In 2022, energy emerged as a bit of a battlefield as renewable energy plans had to be put on hold to deal with an impending potential energy crisis in Europe. With fossil fuel prices skyrocketing and energy being one of the bright spots in the stock market, Canada’s economy benefited, but far less than it gained from reduced business investment. .

Oil prices are expected to rise next year, according to Amrita Sen, head of research at Energy Aspects.

she said CNBC The price on December 23rd was falling Because of the blockade in China and the US’ use of strategic oil reserves.

But she said China will continue to be the biggest driver of demand, and once the lockdown ends, demand will be huge, creating a multiplier effect across the Asian region.

“When China opens up, you will see feedback loops around the world,” she said.

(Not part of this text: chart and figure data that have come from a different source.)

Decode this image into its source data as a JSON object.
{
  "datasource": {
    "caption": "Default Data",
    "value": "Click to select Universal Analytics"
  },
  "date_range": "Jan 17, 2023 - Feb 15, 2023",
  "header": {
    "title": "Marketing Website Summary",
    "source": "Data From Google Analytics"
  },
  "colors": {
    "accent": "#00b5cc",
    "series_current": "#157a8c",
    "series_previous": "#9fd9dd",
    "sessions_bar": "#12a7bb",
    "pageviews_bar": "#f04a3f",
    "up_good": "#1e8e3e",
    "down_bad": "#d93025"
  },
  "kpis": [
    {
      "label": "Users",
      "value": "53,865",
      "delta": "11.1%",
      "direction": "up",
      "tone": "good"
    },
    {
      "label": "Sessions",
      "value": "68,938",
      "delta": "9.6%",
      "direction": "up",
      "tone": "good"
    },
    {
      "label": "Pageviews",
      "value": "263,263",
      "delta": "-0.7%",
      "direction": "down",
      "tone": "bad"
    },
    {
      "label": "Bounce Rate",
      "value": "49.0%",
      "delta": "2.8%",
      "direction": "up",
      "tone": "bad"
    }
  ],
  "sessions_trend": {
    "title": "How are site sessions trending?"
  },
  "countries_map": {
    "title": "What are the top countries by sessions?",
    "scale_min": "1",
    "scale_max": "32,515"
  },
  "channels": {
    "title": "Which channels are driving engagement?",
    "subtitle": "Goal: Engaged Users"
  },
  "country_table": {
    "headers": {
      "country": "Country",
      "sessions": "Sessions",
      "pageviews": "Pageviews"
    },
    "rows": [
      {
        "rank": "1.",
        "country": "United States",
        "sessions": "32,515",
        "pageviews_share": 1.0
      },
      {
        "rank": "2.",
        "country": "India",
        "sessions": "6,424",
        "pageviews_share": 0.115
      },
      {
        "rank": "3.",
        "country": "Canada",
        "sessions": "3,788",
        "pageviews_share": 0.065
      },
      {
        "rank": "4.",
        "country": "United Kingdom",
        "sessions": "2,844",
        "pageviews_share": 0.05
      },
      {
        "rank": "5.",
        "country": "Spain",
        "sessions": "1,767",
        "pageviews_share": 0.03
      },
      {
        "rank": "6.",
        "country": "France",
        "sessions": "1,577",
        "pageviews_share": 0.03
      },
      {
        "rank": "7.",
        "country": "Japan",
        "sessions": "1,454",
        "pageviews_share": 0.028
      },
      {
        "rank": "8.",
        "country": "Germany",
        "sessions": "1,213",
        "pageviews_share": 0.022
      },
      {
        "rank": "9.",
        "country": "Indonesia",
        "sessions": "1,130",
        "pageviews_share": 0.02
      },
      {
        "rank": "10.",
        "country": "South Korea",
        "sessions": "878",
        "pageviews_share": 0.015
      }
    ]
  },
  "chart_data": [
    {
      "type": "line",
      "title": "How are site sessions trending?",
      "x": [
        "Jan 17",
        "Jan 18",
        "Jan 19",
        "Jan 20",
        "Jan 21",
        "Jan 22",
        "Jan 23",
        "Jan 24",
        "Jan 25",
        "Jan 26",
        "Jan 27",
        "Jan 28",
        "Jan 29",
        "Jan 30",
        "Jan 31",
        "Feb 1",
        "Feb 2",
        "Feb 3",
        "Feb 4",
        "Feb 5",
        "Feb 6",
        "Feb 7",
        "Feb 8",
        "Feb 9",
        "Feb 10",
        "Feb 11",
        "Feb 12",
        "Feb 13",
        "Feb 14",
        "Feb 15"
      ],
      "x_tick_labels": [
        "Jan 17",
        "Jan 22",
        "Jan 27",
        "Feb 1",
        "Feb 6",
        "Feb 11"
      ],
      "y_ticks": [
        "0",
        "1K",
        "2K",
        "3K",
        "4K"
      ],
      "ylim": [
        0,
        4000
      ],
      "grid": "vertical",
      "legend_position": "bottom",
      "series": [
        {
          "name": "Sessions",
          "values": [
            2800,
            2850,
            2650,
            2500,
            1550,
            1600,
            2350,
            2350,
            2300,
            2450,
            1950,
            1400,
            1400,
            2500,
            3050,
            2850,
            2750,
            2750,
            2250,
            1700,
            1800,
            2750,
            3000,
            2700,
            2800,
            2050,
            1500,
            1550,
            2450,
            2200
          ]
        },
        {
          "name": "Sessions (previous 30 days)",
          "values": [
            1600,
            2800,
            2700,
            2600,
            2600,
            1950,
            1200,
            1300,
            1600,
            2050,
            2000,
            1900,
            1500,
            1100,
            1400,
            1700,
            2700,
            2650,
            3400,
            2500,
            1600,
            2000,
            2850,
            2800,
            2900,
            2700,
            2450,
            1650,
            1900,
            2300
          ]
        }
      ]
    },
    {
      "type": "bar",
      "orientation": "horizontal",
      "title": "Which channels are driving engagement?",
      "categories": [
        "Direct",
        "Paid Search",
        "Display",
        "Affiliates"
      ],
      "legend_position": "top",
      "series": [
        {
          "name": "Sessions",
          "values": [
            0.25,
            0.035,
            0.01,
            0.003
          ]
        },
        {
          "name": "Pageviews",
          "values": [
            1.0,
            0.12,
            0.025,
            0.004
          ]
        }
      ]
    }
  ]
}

Post-2023 and the elimination of China

Canada and its allies sought to strengthen their supply chains as supply chain bottlenecks fueled higher inflation following Russia’s invasion of Ukraine in 2022.friend shoring” or “nearshoring”.

But avoiding low-cost producers in a less globalized world means one of the drivers of lower inflation will have less impact going forward.

Bank of Canada Governor Tiff Mackrem summarized his speech to BC’s Business Council on December 12, saying that “Rising geopolitical tensions and a backlash against globalization in some regions have pushed inflation down. It becomes difficult to maintain

In 2022, it will become even clearer to policy makers that Western democracies cannot continue to rely on China, which holds a dominant position in important minerals and resources. active ingredient for pharmaceuticals.

Nixon said the divergence in the global system between traditional Western allies and China will only widen, which will put further pressure on supply chains and friend-shoring and put upward pressure on inflation. .

One supply chain under development in Canada is batteryBut it has to deal with the additional hurdle of China’s dominant position.

“We cannot live in a world where the West is dependent on rare earths from China. Told.

Rahul Vaidyanath

Rahul Vaidyanath is a journalist for The Epoch Times in Ottawa. His areas of expertise include the economy, financial markets, China, and national defense and security. He has worked in Bank of Canada, Canada, Mortgage and Housing, Corporation, Investment Banks in Toronto, New York and Los Angeles.